Предисловие это, как подчеркнуто в нем, адресовано людям, «не вполне знакомым с некоторыми особенностями нашей литературной жизни». А особенности эти охарактеризованы так: «хроническая хвороба, которую можно определить, как «боязнь литературы», «муторная инерция, которая вызывает состояние застойного тихого перепуга» и как следствие — чуть ли не подпольное существование некоего «бездонного пласта литературы», «целого заповедного пласта отечественной словесности, обреченного на многолетние скитания и бездомность», который, как оказывается, и представляет указанный альманах.
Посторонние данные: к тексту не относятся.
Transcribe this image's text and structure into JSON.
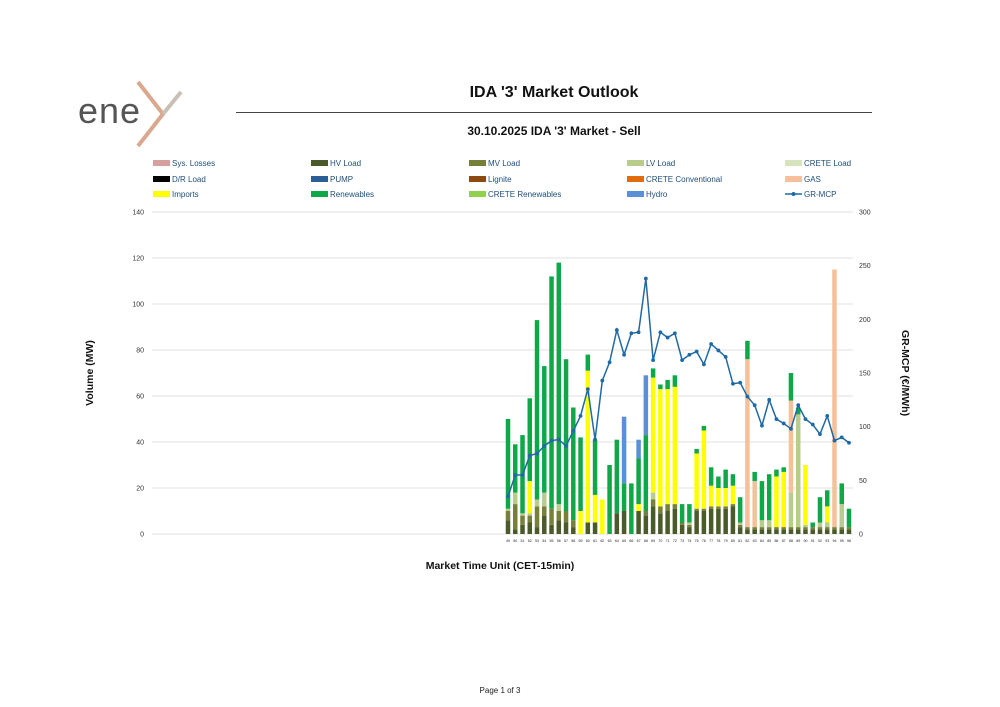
{
  "header": {
    "logo_text": "ene",
    "page_title": "IDA '3' Market Outlook"
  },
  "footer": {
    "page_label": "Page 1 of 3"
  },
  "colors": {
    "Sys. Losses": "#d5a09d",
    "HV Load": "#4a5a2a",
    "MV Load": "#77803a",
    "LV Load": "#b8cc8c",
    "CRETE Load": "#d6e3bc",
    "D/R Load": "#000000",
    "PUMP": "#2b5f96",
    "Lignite": "#8a4a12",
    "CRETE Conventional": "#e36c0a",
    "GAS": "#f5c09a",
    "Imports": "#ffff00",
    "Renewables": "#0fa848",
    "CRETE Renewables": "#92d050",
    "Hydro": "#5b8fd6",
    "GR-MCP": "#1f6aa5"
  },
  "chart_data": {
    "type": "bar",
    "title": "30.10.2025  IDA '3' Market - Sell",
    "xlabel": "Market Time Unit (CET-15min)",
    "ylabel": "Volume (MW)",
    "y2label": "GR-MCP (€/MWh)",
    "ylim": [
      0,
      140
    ],
    "y2lim": [
      0,
      300
    ],
    "yticks": [
      0,
      20,
      40,
      60,
      80,
      100,
      120,
      140
    ],
    "y2ticks": [
      0,
      50,
      100,
      150,
      200,
      250,
      300
    ],
    "stacked": true,
    "grid": true,
    "legend_position": "top",
    "legend": [
      "Sys. Losses",
      "HV Load",
      "MV Load",
      "LV Load",
      "CRETE Load",
      "D/R Load",
      "PUMP",
      "Lignite",
      "CRETE Conventional",
      "GAS",
      "Imports",
      "Renewables",
      "CRETE Renewables",
      "Hydro",
      "GR-MCP"
    ],
    "categories": [
      "49",
      "50",
      "51",
      "52",
      "53",
      "54",
      "55",
      "56",
      "57",
      "58",
      "59",
      "60",
      "61",
      "62",
      "63",
      "64",
      "65",
      "66",
      "67",
      "68",
      "69",
      "70",
      "71",
      "72",
      "73",
      "74",
      "75",
      "76",
      "77",
      "78",
      "79",
      "80",
      "81",
      "82",
      "83",
      "84",
      "85",
      "86",
      "87",
      "88",
      "89",
      "90",
      "91",
      "92",
      "93",
      "94",
      "95",
      "96"
    ],
    "series": [
      {
        "name": "HV Load",
        "values": [
          6,
          2,
          4,
          5,
          3,
          8,
          4,
          6,
          5,
          3,
          0,
          5,
          5,
          0,
          0,
          9,
          10,
          0,
          10,
          8,
          12,
          9,
          10,
          11,
          4,
          3,
          10,
          10,
          11,
          11,
          11,
          12,
          3,
          2,
          2,
          2,
          2,
          2,
          2,
          2,
          2,
          2,
          2,
          2,
          2,
          2,
          2,
          2
        ]
      },
      {
        "name": "MV Load",
        "values": [
          4,
          11,
          4,
          3,
          9,
          4,
          7,
          4,
          5,
          3,
          0,
          0,
          0,
          0,
          0,
          0,
          0,
          0,
          0,
          2,
          3,
          3,
          3,
          2,
          1,
          1,
          1,
          1,
          1,
          1,
          1,
          1,
          1,
          1,
          1,
          1,
          1,
          1,
          1,
          1,
          1,
          1,
          1,
          1,
          1,
          1,
          1,
          1
        ]
      },
      {
        "name": "LV Load",
        "values": [
          1,
          5,
          1,
          1,
          3,
          6,
          0,
          3,
          0,
          0,
          0,
          0,
          0,
          0,
          0,
          0,
          0,
          0,
          0,
          0,
          3,
          0,
          0,
          0,
          0,
          1,
          0,
          0,
          0,
          0,
          0,
          0,
          1,
          0,
          0,
          3,
          3,
          0,
          0,
          15,
          49,
          1,
          0,
          2,
          2,
          0,
          10,
          0
        ]
      },
      {
        "name": "CRETE Load",
        "values": [
          0,
          0,
          0,
          0,
          0,
          0,
          0,
          0,
          0,
          0,
          0,
          0,
          0,
          0,
          0,
          0,
          0,
          0,
          0,
          0,
          0,
          0,
          0,
          0,
          0,
          0,
          0,
          0,
          0,
          0,
          0,
          0,
          0,
          0,
          0,
          0,
          0,
          0,
          0,
          0,
          0,
          0,
          0,
          0,
          0,
          0,
          0,
          0
        ]
      },
      {
        "name": "GAS",
        "values": [
          0,
          0,
          0,
          0,
          0,
          0,
          0,
          0,
          0,
          0,
          0,
          0,
          0,
          0,
          0,
          0,
          0,
          0,
          0,
          0,
          0,
          0,
          0,
          0,
          0,
          0,
          0,
          0,
          0,
          0,
          0,
          0,
          0,
          73,
          20,
          0,
          0,
          0,
          0,
          40,
          0,
          0,
          0,
          0,
          0,
          112,
          0,
          0
        ]
      },
      {
        "name": "Imports",
        "values": [
          0,
          0,
          0,
          14,
          0,
          0,
          0,
          0,
          0,
          0,
          10,
          66,
          12,
          15,
          0,
          0,
          0,
          0,
          3,
          0,
          50,
          51,
          50,
          51,
          0,
          0,
          24,
          34,
          9,
          8,
          8,
          8,
          0,
          0,
          0,
          0,
          0,
          22,
          24,
          0,
          0,
          26,
          0,
          0,
          7,
          0,
          0,
          0
        ]
      },
      {
        "name": "Renewables",
        "values": [
          39,
          21,
          34,
          36,
          78,
          55,
          101,
          105,
          66,
          49,
          32,
          7,
          24,
          0,
          30,
          32,
          12,
          22,
          20,
          33,
          4,
          2,
          4,
          5,
          8,
          8,
          2,
          2,
          8,
          5,
          8,
          5,
          11,
          8,
          4,
          17,
          20,
          3,
          2,
          12,
          3,
          0,
          2,
          11,
          7,
          0,
          9,
          8
        ]
      },
      {
        "name": "Hydro",
        "values": [
          0,
          0,
          0,
          0,
          0,
          0,
          0,
          0,
          0,
          0,
          0,
          0,
          0,
          0,
          0,
          0,
          29,
          0,
          8,
          26,
          0,
          0,
          0,
          0,
          0,
          0,
          0,
          0,
          0,
          0,
          0,
          0,
          0,
          0,
          0,
          0,
          0,
          0,
          0,
          0,
          0,
          0,
          0,
          0,
          0,
          0,
          0,
          0
        ]
      },
      {
        "name": "Lignite",
        "values": [
          0,
          0,
          0,
          0,
          0,
          0,
          0,
          0,
          0,
          0,
          0,
          0,
          0,
          0,
          0,
          0,
          0,
          0,
          0,
          0,
          0,
          0,
          0,
          0,
          0,
          0,
          0,
          0,
          0,
          0,
          0,
          0,
          0,
          0,
          0,
          0,
          0,
          0,
          0,
          0,
          0,
          0,
          0,
          0,
          0,
          0,
          0,
          0
        ]
      },
      {
        "name": "GR-MCP",
        "axis": "y2",
        "type": "line",
        "values": [
          35,
          55,
          55,
          73,
          75,
          82,
          87,
          88,
          82,
          96,
          110,
          135,
          88,
          143,
          160,
          190,
          167,
          187,
          188,
          238,
          162,
          188,
          183,
          187,
          162,
          167,
          170,
          158,
          177,
          171,
          165,
          140,
          141,
          128,
          120,
          101,
          125,
          107,
          103,
          98,
          120,
          107,
          102,
          93,
          110,
          87,
          90,
          85
        ]
      }
    ]
  }
}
Помимо предисловия заранее предпослан еще и безоговорочный ультиматум возможным издателям: «Альманах «Метрополь» представляет всех авторов в равной степени. Все авторы представляют альманах в равной степени. Типографским способом издавать альманах только в данном составе. Никаких добавлений и купюр не разрешается».
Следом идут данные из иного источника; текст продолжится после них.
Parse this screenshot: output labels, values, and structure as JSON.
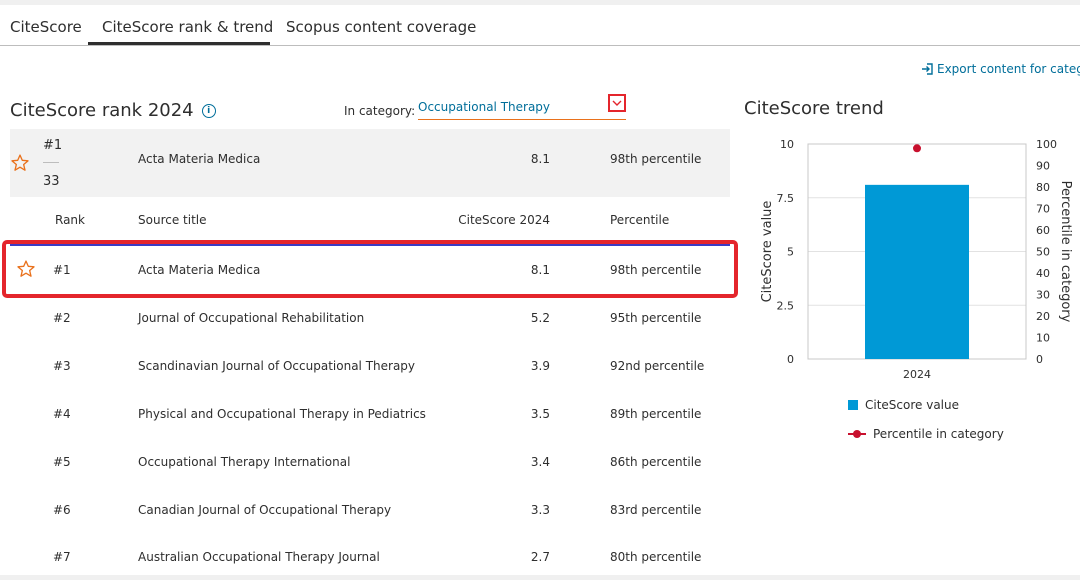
{
  "tabs": [
    {
      "label": "CiteScore"
    },
    {
      "label": "CiteScore rank & trend"
    },
    {
      "label": "Scopus content coverage"
    }
  ],
  "export_label": "Export content for catego",
  "rank": {
    "title": "CiteScore rank 2024",
    "category_label": "In category:",
    "category_value": "Occupational Therapy",
    "summary": {
      "rank": "#1",
      "total": "33",
      "title": "Acta Materia Medica",
      "score": "8.1",
      "percentile": "98th percentile"
    },
    "columns": {
      "rank": "Rank",
      "title": "Source title",
      "score": "CiteScore 2024",
      "percentile": "Percentile"
    },
    "rows": [
      {
        "rank": "#1",
        "title": "Acta Materia Medica",
        "score": "8.1",
        "percentile": "98th percentile",
        "starred": true
      },
      {
        "rank": "#2",
        "title": "Journal of Occupational Rehabilitation",
        "score": "5.2",
        "percentile": "95th percentile"
      },
      {
        "rank": "#3",
        "title": "Scandinavian Journal of Occupational Therapy",
        "score": "3.9",
        "percentile": "92nd percentile"
      },
      {
        "rank": "#4",
        "title": "Physical and Occupational Therapy in Pediatrics",
        "score": "3.5",
        "percentile": "89th percentile"
      },
      {
        "rank": "#5",
        "title": "Occupational Therapy International",
        "score": "3.4",
        "percentile": "86th percentile"
      },
      {
        "rank": "#6",
        "title": "Canadian Journal of Occupational Therapy",
        "score": "3.3",
        "percentile": "83rd percentile"
      },
      {
        "rank": "#7",
        "title": "Australian Occupational Therapy Journal",
        "score": "2.7",
        "percentile": "80th percentile"
      }
    ]
  },
  "colors": {
    "accent_orange": "#e9711c",
    "link_blue": "#006e9a",
    "bar_blue": "#0099d6",
    "dot_red": "#c8102e",
    "highlight_red": "#e4252c"
  },
  "trend": {
    "title": "CiteScore trend",
    "chart_data": {
      "type": "bar",
      "categories": [
        "2024"
      ],
      "series": [
        {
          "name": "CiteScore value",
          "values": [
            8.1
          ],
          "axis": "left"
        },
        {
          "name": "Percentile in category",
          "values": [
            98
          ],
          "axis": "right",
          "style": "point"
        }
      ],
      "ylabel": "CiteScore value",
      "ylabel_right": "Percentile in category",
      "ylim": [
        0,
        10
      ],
      "yticks": [
        "0",
        "2.5",
        "5",
        "7.5",
        "10"
      ],
      "ylim_right": [
        0,
        100
      ],
      "yticks_right": [
        "0",
        "10",
        "20",
        "30",
        "40",
        "50",
        "60",
        "70",
        "80",
        "90",
        "100"
      ],
      "grid": true,
      "legend": "bottom"
    }
  }
}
Ничего себе условьице для успешного решения задачи «расширения творческих возможностей советской литературы»! Условие на грани шантажа и фантастики; ни одно издательство в мире не в состоянии принять его, если думают об интересах дела, а не о грязной игре, не имеющей ничего общего с литературой.
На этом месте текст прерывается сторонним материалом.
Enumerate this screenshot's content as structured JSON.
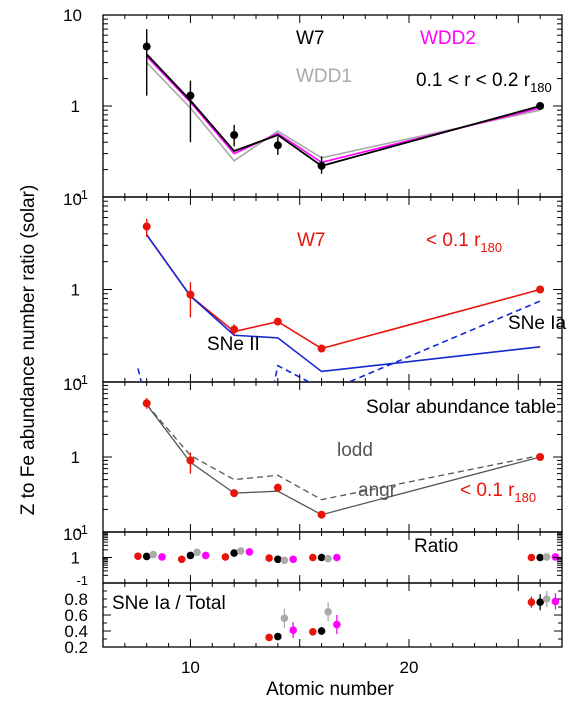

Не такая ли игра как раз и затеяна вокруг этого альманаха? Об этом говорит хотя бы тот факт, что составители принесли свой фолиант в писательскую организацию по просьбе секретариата уже тогда, когда текст альманаха, как выяснилось позднее, вовсю готовился к набору в некоторых буржуазных издательствах за рубежом. Не успели составители дать клятвенное заверение в чистоте своих намерений, заверить своих товарищей по организации, что альманах не отправлен за рубеж, что буржуазные корреспонденты ничего не знают о нем, как буквально на следующий же день на Западе началась пропагандистская шумиха вокруг «Метрополя». Это ли не конфуз!..
Оконфузились не только организаторы альманаха, но и те, кто пытается на столь ненадежной основе продолжать непристойную политическую игру.
Литература, как известно, дело серьезное, и любые амбиции здесь поверяются суровой реальностью, литературным текстом, его содержанием и художественностью.
Сколько ни говори о «субъективности вкуса» — Баркова в нашей литературе не выдашь за Пушкина, а Арцыбашева — за Льва Толстого.